The defendant moved for a new trial, for various reasons, which, as they are all relied on, in the assignment of errors, it is unnecessary to detail here. A motion was also made, in arrest of judgment. Both motions were overruled, and .exceptions duly taken to the several opinions of the court during the progress of the cause.

The principal objections to the validity of the proceedings in the Criminal Court, may be embraced under the following heads:

First: The action of the court is held erroneous, in refusing to change the venue:

Second: In refusing the continuance asked for.

Third: In permitting a witness to be recalled, after the case was submitted to the jury.

Fourth: In refusing a new trial; and,

Lastly, In refusing to arrest the judgment.
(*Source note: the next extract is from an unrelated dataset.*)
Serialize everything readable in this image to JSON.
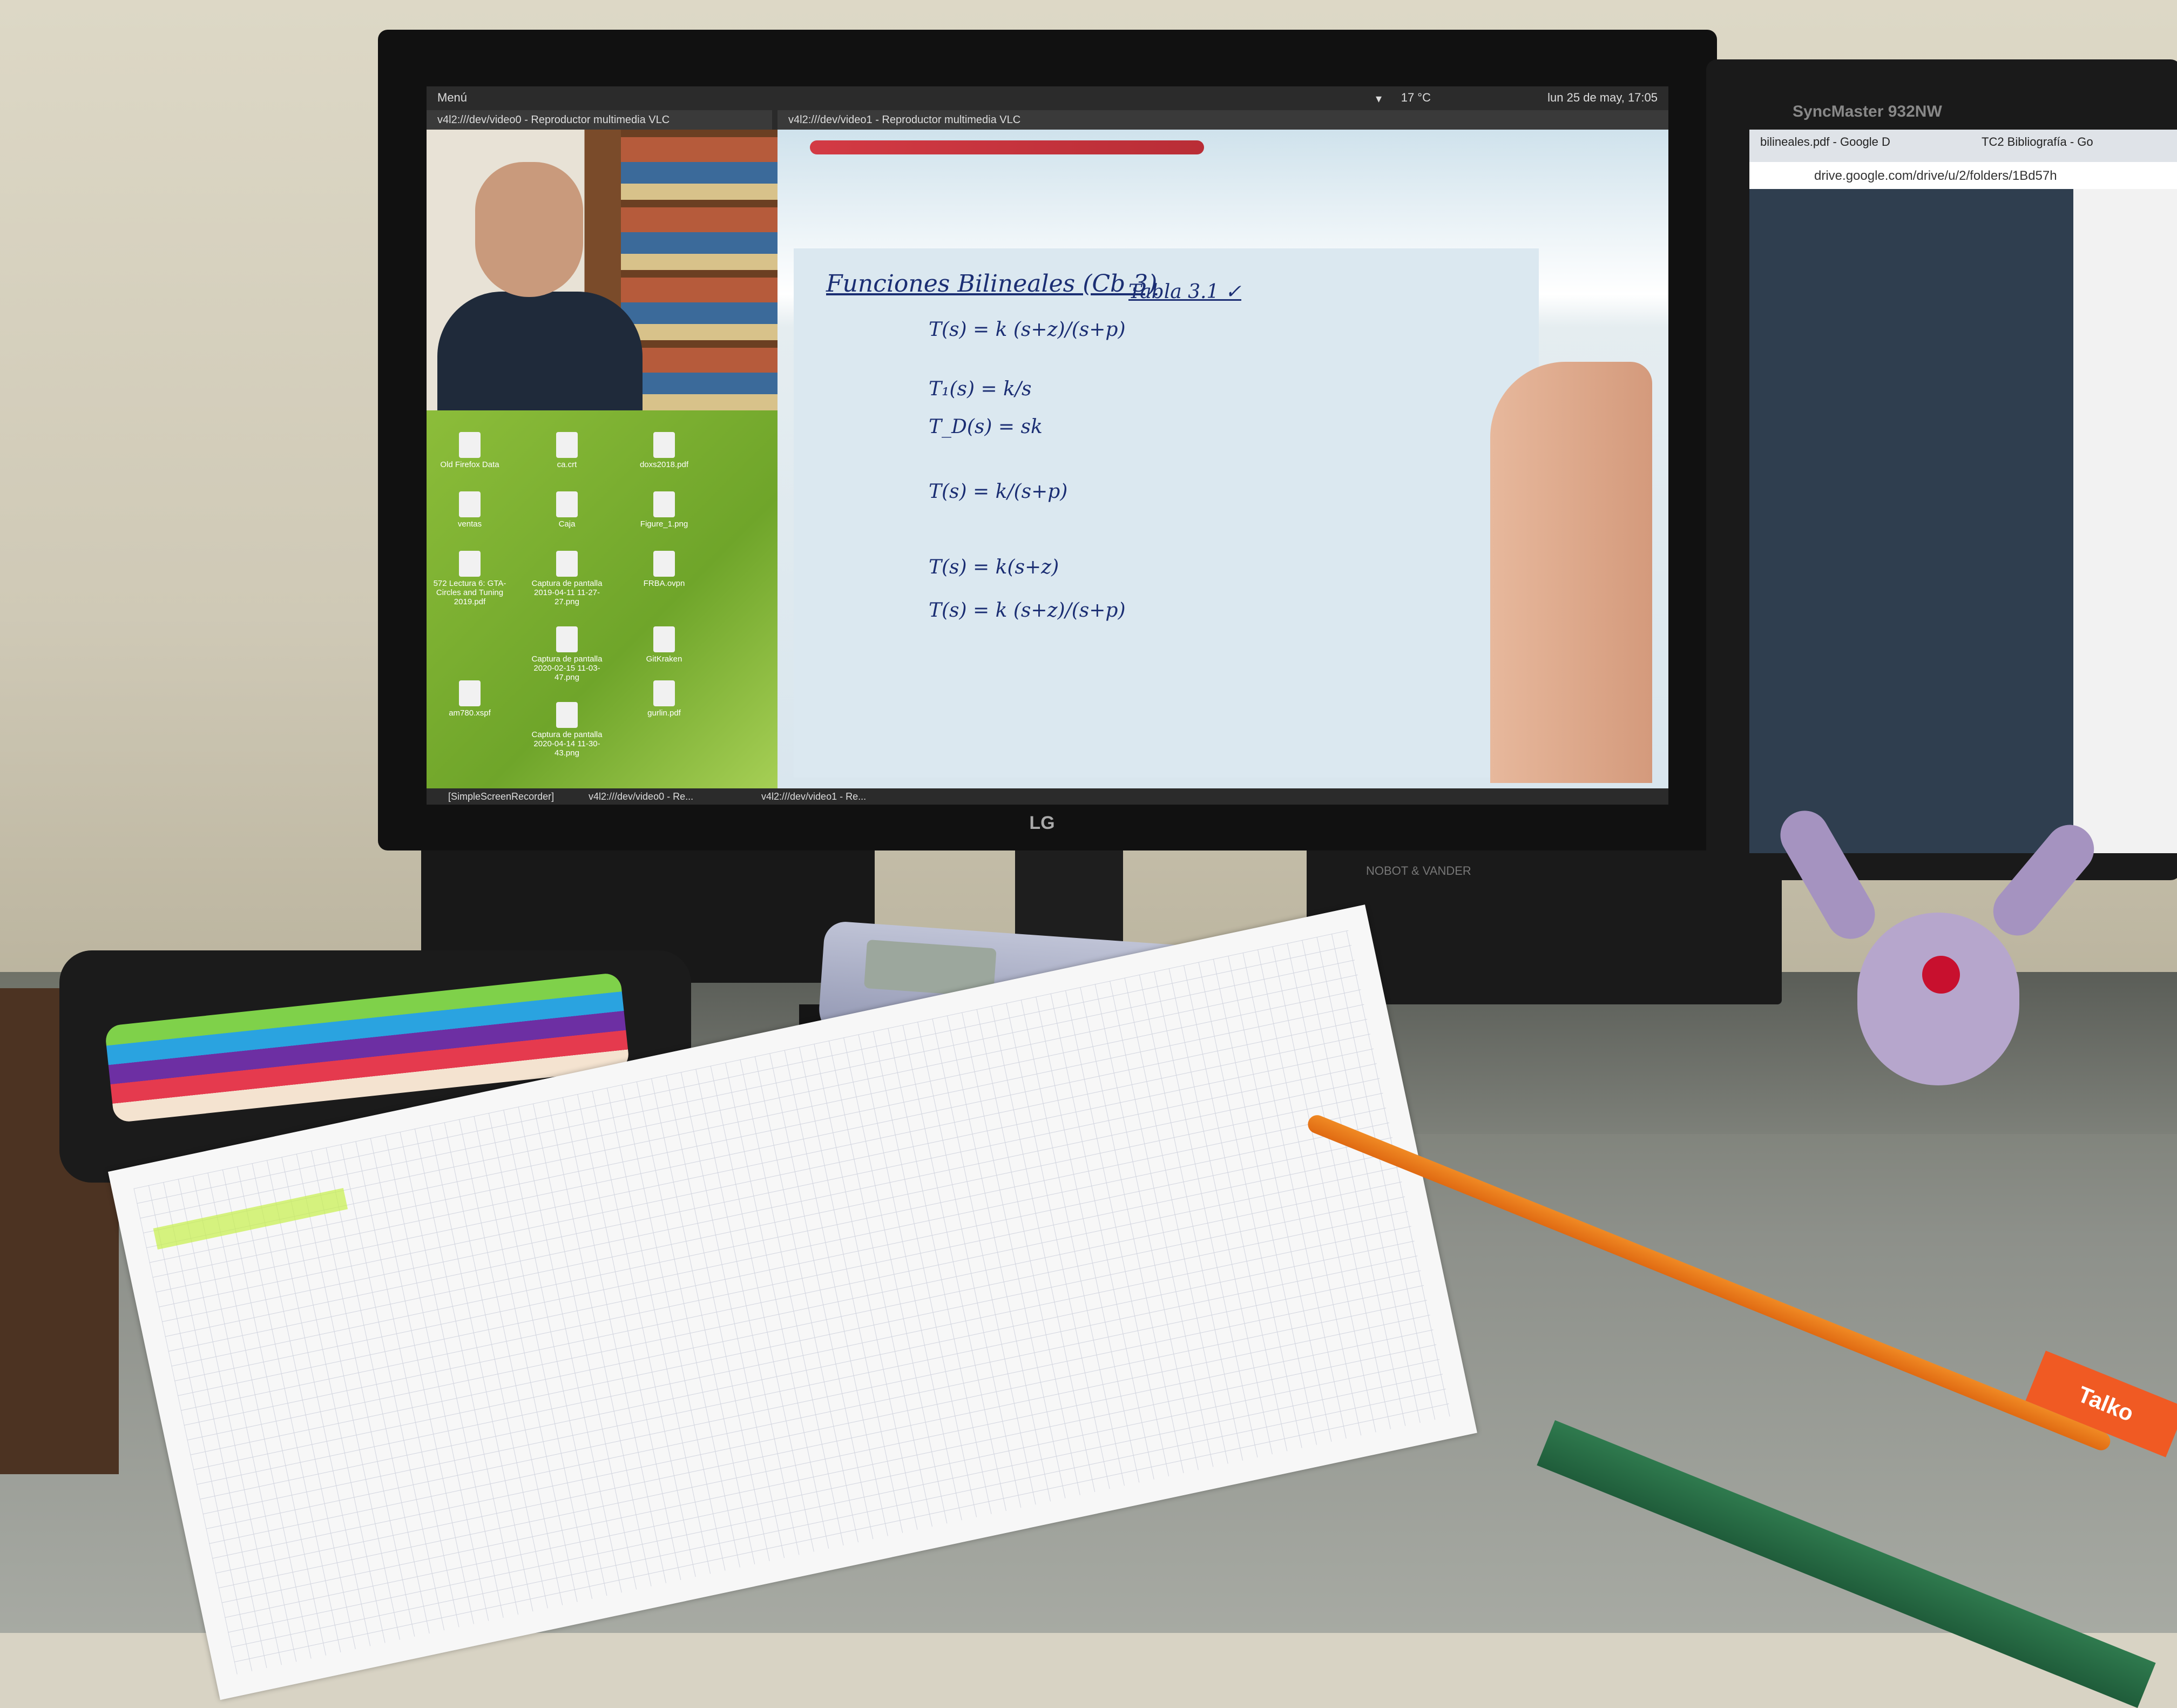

The first error assigned is, the refusal of the court to grant a change of venue. The affidavits of the defendant and his compurgators conform literally to the requisitions of the statute ; but it appears, from the bill of exceptions, that the witnesses who swore to their belief of the facts relied on by the defendant in his affidavit, were examined by the court, “touching their means of knowledge, and the grounds of their belief;” and though it does not appear, that the action of the court was affected by anything elicited in this investigation, yet the court, it is stated, refused to change the venue, on the ground, that it did not appear that the affiants were respectable, as required by law. If the term, “ respectable,” is to be understood in its ordinary acceptation, it is obvious, that the granting a change of venue must be, in all cases, to which the statute applies, purely a matter of discretion of the court. The phrase is one unknown to the law, and it must be in the breast of every judge, who is called upon to give it a construction, to fix the criterion of respectability, by which his action will be governed. Nothing could be more uncertain and fluctuating than such a standard; and with this interpretation of the law, a change of venue could never be obtained, however exactly and literally the applicant might comply with the terms of the statute, unless the judge, in his discretion, should think proper to grant it. As the law stood in 1835, (Rev. Code, p. 478,) the truth of the allegations contained in the petition were required to be supported .by the affidavit of some “ credible disinterested' person.” The act of February 9th, 1843, requires “ two respectable witnesses.” The term “respectable,” used in this last act, we understand to be equivalent to the phrase, “ credible disinterested,” as used in the act of 1835, and they are each synonymous with the word, “ competent.” To this last epithet, the law has affixed [611]*611a definite idea, and a respectable or disinterested witness, means a competent witness. Thus, the Statute of Frauds (29 Chas. II., c.